Most people would not have an easy time completely eliminating proprietary software from day to day usage. Reducing the amount of it is certainly possible (though may come with caveats WRT ease of use/UX; F-droid for example is not fun to try to comb through to find the good bits), but some amount is going to linger even if it’s just games the user plays to blow off some steam at the end of the day.

Even if full-FOSS were practical, I’d still want robust sandboxing and permissions to help limit the blast radius if some malicious executable manages to find its way in and to feel confident that nothing is poking around where it shouldn’t be. There’s not really a good reason for everything to have access to everything except for convenience.
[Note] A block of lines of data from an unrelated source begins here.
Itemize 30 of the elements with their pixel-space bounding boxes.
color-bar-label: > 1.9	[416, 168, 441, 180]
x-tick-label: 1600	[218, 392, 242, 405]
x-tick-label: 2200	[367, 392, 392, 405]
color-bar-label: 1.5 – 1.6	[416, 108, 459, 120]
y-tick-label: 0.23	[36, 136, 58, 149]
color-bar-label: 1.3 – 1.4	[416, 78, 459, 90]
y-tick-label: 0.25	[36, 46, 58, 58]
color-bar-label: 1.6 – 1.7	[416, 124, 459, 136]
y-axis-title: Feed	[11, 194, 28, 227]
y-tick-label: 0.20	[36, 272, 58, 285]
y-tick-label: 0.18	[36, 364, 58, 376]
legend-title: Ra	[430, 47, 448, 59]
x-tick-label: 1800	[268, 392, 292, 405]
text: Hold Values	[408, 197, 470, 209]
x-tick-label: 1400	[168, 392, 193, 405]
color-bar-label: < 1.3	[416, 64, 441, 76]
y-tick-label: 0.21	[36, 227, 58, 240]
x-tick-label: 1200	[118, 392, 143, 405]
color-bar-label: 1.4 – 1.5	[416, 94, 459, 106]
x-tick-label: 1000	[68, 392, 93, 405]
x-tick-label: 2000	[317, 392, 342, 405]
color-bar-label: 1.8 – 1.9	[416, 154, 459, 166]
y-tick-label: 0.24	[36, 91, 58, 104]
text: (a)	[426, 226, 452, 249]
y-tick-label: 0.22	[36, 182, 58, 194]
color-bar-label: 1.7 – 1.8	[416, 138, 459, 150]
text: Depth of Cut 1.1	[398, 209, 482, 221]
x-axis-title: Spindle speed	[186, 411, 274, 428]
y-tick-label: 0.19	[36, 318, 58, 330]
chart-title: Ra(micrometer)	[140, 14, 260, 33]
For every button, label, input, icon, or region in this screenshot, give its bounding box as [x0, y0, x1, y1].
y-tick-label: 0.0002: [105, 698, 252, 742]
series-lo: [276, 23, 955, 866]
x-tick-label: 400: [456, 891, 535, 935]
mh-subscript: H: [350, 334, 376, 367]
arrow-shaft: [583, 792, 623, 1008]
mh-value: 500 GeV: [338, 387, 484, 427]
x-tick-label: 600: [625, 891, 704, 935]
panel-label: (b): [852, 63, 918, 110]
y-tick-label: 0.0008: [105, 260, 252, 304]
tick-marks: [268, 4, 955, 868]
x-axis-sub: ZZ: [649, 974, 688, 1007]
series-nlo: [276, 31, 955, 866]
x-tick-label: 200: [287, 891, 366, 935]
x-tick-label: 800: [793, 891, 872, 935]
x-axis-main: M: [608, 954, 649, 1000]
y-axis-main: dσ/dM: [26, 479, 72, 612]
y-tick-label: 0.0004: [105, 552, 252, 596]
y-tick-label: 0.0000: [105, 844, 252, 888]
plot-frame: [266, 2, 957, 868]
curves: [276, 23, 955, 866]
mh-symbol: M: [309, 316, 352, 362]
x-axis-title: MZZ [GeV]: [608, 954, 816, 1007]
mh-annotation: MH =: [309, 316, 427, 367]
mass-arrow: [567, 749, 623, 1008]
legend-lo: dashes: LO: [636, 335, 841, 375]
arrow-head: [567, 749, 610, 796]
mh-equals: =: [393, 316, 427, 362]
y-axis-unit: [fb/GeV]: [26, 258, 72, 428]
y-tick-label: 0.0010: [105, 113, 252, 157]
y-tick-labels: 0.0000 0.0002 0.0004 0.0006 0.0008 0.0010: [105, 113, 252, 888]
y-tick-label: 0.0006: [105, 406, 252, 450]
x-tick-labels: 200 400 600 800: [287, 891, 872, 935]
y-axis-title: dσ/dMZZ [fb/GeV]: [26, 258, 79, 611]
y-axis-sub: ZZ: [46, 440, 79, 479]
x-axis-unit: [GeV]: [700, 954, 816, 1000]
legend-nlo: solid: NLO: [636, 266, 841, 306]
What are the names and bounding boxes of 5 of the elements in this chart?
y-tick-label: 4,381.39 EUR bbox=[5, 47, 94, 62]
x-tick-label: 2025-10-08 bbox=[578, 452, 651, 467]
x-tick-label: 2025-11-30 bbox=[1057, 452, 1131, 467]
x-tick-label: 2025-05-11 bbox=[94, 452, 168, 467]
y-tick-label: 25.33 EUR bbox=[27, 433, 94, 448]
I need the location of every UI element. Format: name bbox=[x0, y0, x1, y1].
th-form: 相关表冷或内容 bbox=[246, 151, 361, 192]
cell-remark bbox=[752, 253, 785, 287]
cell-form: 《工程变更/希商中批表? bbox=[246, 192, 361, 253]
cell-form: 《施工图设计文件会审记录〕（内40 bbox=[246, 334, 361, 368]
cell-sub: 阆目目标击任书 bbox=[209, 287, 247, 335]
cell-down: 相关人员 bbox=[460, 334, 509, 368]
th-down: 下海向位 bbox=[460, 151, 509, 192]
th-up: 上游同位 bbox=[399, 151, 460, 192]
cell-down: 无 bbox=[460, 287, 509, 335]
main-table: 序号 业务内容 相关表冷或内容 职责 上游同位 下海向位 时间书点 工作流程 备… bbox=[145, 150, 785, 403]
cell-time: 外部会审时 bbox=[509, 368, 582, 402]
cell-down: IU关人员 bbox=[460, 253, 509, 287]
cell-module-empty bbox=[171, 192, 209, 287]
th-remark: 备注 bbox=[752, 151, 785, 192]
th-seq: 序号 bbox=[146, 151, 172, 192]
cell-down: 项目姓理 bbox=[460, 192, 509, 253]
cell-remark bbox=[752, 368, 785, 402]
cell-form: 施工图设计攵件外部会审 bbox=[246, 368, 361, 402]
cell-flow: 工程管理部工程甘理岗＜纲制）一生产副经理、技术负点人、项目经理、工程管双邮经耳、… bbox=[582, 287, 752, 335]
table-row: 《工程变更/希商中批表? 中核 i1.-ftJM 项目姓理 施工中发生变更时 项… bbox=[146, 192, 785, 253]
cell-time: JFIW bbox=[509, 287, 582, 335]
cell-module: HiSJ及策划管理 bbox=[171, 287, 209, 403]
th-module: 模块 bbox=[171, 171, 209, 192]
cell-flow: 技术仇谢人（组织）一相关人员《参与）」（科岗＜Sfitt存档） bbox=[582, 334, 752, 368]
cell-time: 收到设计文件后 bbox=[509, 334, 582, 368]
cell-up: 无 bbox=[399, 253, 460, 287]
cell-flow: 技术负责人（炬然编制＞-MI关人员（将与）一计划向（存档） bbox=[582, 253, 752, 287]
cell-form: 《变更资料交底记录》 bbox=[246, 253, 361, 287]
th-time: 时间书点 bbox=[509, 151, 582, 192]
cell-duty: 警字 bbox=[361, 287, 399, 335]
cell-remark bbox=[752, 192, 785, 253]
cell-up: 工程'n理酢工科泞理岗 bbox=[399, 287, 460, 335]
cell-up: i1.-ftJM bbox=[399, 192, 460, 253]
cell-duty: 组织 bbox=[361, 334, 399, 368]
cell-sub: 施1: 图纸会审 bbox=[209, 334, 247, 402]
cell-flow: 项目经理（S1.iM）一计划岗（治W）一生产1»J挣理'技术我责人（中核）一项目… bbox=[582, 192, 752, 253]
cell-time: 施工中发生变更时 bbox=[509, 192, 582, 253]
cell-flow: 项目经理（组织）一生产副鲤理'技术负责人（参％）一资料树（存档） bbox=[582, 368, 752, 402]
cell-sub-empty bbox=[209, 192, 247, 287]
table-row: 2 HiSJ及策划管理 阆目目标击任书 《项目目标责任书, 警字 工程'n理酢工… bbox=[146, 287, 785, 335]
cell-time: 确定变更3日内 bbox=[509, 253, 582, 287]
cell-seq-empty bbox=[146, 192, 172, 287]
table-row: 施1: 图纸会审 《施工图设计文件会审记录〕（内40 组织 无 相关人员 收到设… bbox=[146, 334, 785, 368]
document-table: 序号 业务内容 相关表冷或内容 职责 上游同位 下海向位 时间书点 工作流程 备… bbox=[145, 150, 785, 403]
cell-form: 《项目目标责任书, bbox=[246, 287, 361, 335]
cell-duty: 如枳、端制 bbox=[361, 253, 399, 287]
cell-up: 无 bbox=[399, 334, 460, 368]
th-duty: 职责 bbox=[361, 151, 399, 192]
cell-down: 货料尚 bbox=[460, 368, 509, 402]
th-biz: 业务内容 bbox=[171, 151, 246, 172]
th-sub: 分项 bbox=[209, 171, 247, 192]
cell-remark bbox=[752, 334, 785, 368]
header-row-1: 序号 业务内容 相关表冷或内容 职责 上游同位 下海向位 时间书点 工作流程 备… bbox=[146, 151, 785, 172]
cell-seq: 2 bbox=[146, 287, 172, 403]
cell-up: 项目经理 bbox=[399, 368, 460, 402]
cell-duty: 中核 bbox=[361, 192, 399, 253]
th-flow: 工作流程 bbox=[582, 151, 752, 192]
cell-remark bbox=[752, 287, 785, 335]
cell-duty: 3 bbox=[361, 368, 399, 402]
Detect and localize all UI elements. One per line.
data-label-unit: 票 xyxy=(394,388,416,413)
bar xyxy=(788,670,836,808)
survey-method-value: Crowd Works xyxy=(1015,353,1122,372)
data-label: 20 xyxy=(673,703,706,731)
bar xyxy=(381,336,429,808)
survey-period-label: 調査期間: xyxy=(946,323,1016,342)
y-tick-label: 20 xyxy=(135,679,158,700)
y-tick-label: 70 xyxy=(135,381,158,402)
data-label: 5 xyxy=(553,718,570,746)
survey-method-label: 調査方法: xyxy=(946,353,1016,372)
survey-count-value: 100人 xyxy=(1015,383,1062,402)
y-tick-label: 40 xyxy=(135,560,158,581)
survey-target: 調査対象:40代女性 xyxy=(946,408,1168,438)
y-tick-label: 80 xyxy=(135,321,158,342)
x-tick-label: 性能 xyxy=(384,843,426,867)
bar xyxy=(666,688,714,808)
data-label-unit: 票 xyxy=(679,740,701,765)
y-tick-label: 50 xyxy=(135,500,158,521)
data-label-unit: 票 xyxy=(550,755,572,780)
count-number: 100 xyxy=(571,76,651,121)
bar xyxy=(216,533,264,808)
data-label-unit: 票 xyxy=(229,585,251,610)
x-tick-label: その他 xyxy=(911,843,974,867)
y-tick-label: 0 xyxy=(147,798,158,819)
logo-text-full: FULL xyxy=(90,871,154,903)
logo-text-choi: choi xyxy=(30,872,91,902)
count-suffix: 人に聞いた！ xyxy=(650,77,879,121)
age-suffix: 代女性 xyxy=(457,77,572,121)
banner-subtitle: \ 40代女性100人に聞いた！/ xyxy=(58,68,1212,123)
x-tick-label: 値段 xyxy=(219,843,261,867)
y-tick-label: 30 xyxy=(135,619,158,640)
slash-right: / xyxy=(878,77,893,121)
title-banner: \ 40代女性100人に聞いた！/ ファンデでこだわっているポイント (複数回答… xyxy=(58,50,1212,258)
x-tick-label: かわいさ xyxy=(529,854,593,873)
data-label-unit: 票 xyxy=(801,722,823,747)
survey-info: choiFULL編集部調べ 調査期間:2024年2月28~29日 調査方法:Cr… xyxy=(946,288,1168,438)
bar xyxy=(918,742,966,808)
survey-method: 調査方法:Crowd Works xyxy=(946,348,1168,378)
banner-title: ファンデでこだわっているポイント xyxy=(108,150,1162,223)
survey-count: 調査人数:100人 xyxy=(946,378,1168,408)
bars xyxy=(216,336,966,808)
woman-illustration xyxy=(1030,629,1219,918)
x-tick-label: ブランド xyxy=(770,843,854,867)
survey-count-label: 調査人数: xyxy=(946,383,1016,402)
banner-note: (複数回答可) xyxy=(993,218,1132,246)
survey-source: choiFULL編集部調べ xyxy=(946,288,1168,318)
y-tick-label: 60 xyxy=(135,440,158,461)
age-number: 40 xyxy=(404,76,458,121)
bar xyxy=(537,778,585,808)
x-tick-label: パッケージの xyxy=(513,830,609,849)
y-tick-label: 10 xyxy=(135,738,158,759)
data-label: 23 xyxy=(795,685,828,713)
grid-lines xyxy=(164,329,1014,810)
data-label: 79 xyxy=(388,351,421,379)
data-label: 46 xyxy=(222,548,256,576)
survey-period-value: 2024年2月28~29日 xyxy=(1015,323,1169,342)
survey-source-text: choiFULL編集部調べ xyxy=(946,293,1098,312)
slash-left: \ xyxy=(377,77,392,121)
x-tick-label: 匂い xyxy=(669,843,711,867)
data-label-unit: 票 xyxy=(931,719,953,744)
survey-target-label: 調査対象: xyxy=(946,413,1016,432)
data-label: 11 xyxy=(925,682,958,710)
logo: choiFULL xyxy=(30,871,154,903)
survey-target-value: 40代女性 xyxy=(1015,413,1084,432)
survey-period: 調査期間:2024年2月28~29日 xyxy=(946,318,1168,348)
I agree with all of this. :)

But if you're looking for a way out from Apple's paternalism without giving up too much practical security, getting your software from free software distributions as much as possible and treating F/OSS as your 'home base' is a doable first step for readers of this site that will go some distance. For example, on macOS, disabling Gatekeeper for software that you install via a package manager whose repositories have a code review process and which cryptographically verifies what it downloads is not a big deal. (Homebrew does such verification, but not for all packages. You can tell it to refuse to install what it can't verify in this way, though. So all my Homebrew apps get installed only if the package has a checksum in the repos, and when installed they get --no-quarantine.)

And if you can switch to Linux on the desktop, it's reasonable to approach app sandboxing in an opt-in way. It's nice to be able to do that, especially as some of the UX pain points are still being worked out. It's also nice to know that no matter what nice capabilities your OS offers for securing your system by treating apps as untrusted by default, you'll ultimately be in control.

Sandboxing is also somewhat a separate issue from code signing and notarization, and idk what's even really practically available on the Linux desktop for that. But I'm not really sold on those so much for use of those outside the enterprise. I imagine most people here would opt out of those given the choice.